There is a shift in the industry to create cross-functional teams that produce iterations of a game every few weeks. This requires more collaboration and less isolation across multiple disciplines. How do we build this? How does a small group of people behave like “game developers” and not like “programmers”, “3D artists”, “designers”, etc that just do their part and pass it off down the line? How do we shift from the “it’s not my job” attitude to true collaboration on making a great game? The presentation will cover specific experiences and solutions applied at High Moon studios using agile methods such as Scrum, XP and Lean Product Development.

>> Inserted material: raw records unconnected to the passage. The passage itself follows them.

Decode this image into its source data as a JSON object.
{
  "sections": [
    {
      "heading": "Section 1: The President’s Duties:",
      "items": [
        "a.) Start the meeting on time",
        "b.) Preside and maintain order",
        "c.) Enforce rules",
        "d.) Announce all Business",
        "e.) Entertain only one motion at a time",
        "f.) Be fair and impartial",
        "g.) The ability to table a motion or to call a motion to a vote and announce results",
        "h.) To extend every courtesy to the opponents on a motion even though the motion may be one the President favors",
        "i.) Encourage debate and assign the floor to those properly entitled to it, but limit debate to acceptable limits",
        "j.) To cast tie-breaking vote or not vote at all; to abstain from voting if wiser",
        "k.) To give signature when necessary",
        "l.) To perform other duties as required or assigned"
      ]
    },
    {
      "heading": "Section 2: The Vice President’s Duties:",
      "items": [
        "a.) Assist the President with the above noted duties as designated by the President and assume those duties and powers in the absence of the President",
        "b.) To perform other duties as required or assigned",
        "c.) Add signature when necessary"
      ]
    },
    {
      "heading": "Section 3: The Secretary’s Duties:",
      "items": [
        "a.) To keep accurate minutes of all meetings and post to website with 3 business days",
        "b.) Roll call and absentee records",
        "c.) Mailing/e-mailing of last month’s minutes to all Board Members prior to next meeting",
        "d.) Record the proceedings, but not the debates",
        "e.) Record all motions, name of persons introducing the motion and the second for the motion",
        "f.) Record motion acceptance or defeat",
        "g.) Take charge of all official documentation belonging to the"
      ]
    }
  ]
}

Dilemmas of the Publisher’s External Producer

- Bill Dugan – President, Torpex Games

An “external producer” works at a game publisher, producing games developed by independent game studios or, sometimes, by studios owned by the publisher, where he’s the inhouse check on the “external” studio. The poor guy. He may have some job security for a while, but after about four milestones, he is usually despised by the developer, by his boss, or both. If you’re a developer, find out how this inhuman monster’s fatal weaknesses can be located and exploited, so you can have your way with the hapless publisher. If you’re an external producer at a publisher, find out how to lay bare the lies of your deceitful developer, who by the way is trying to locate and exploit your fatal weaknesses.

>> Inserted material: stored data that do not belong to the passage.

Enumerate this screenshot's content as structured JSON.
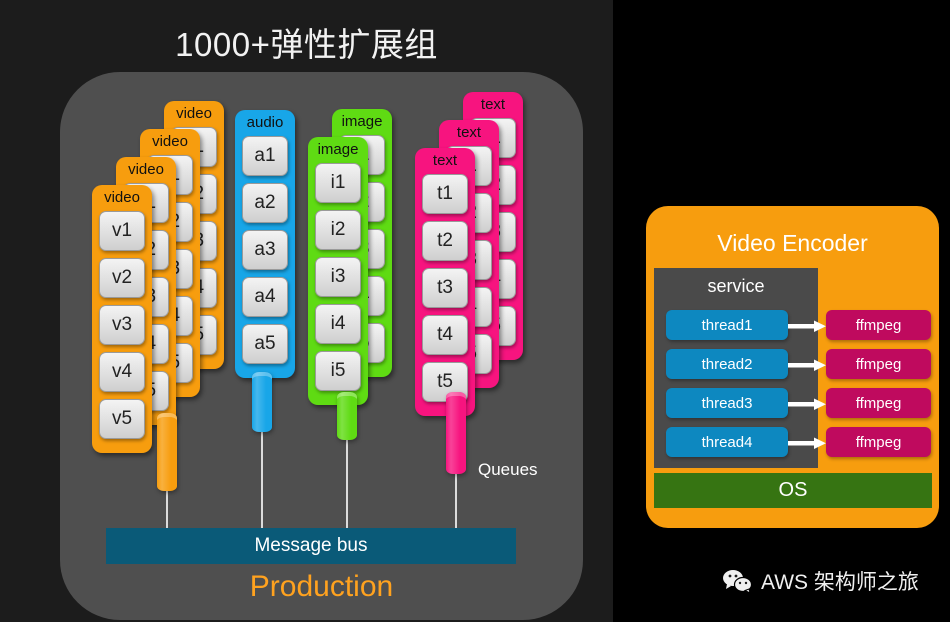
{
  "slide": {
    "title": "1000+弹性扩展组",
    "production_label": "Production",
    "queues_label": "Queues",
    "message_bus_label": "Message bus",
    "bg_color": "#1c1c1c",
    "panel_color": "#4f4f4f",
    "message_bus_color": "#0a5a78",
    "production_label_color": "#ffa21f"
  },
  "columns": [
    {
      "name": "video",
      "color": "#f79d0e",
      "stack_count": 4,
      "head_label": "video",
      "items": [
        "v1",
        "v2",
        "v3",
        "v4",
        "v5"
      ]
    },
    {
      "name": "audio",
      "color": "#18a6e8",
      "stack_count": 1,
      "head_label": "audio",
      "items": [
        "a1",
        "a2",
        "a3",
        "a4",
        "a5"
      ]
    },
    {
      "name": "image",
      "color": "#5fdb13",
      "stack_count": 2,
      "head_label": "image",
      "items": [
        "i1",
        "i2",
        "i3",
        "i4",
        "i5"
      ]
    },
    {
      "name": "text",
      "color": "#f7147f",
      "stack_count": 3,
      "head_label": "text",
      "items": [
        "t1",
        "t2",
        "t3",
        "t4",
        "t5"
      ]
    }
  ],
  "encoder": {
    "title": "Video Encoder",
    "panel_color": "#f79d0e",
    "service_label": "service",
    "service_color": "#4a4a4a",
    "thread_color": "#0d88c0",
    "ffmpeg_color": "#bf0a5e",
    "os_color": "#367412",
    "threads": [
      "thread1",
      "thread2",
      "thread3",
      "thread4"
    ],
    "workers": [
      "ffmpeg",
      "ffmpeg",
      "ffmpeg",
      "ffmpeg"
    ],
    "os_label": "OS"
  },
  "footer": {
    "wechat_label": "AWS 架构师之旅",
    "wechat_icon": "wechat-icon"
  }
}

Leveraging Outsourcing to Enhance Development

- Aaron Pulkka – Senior Director, Outsourcing, Vivendi Games

Done right, outsourcing can be used to increase efficiency, improve quality and reduce costs – enabling your core team to focus on design, innovation, and setting the bar. During this session we will cover a variety of outsourcing types, with an emphasis on art production. We will address the preparation process, how to select the right partner for your project, and best practices guidelines. Based on my decade worth of outsourcing experience, from both the client and vendor perspectives, I will also discuss common production pitfalls and how to avoid them.

Panel – Production Potpourri

- Moderator: Mike Capps – President, Epic Games
- Heather Maxwell Chandler – Executive Producer, Media Sunshine
- Jamie Fristrom – Technical Director, Torpex Games
- Tim Longo – Creative Director/Senior Designer, Crystal Dynamics
- Trent Oster – Project Director, BioWare Corp.

This panel will discuss production techniques for mitigating risks, scheduling, and other tangible ways to keep a project on track.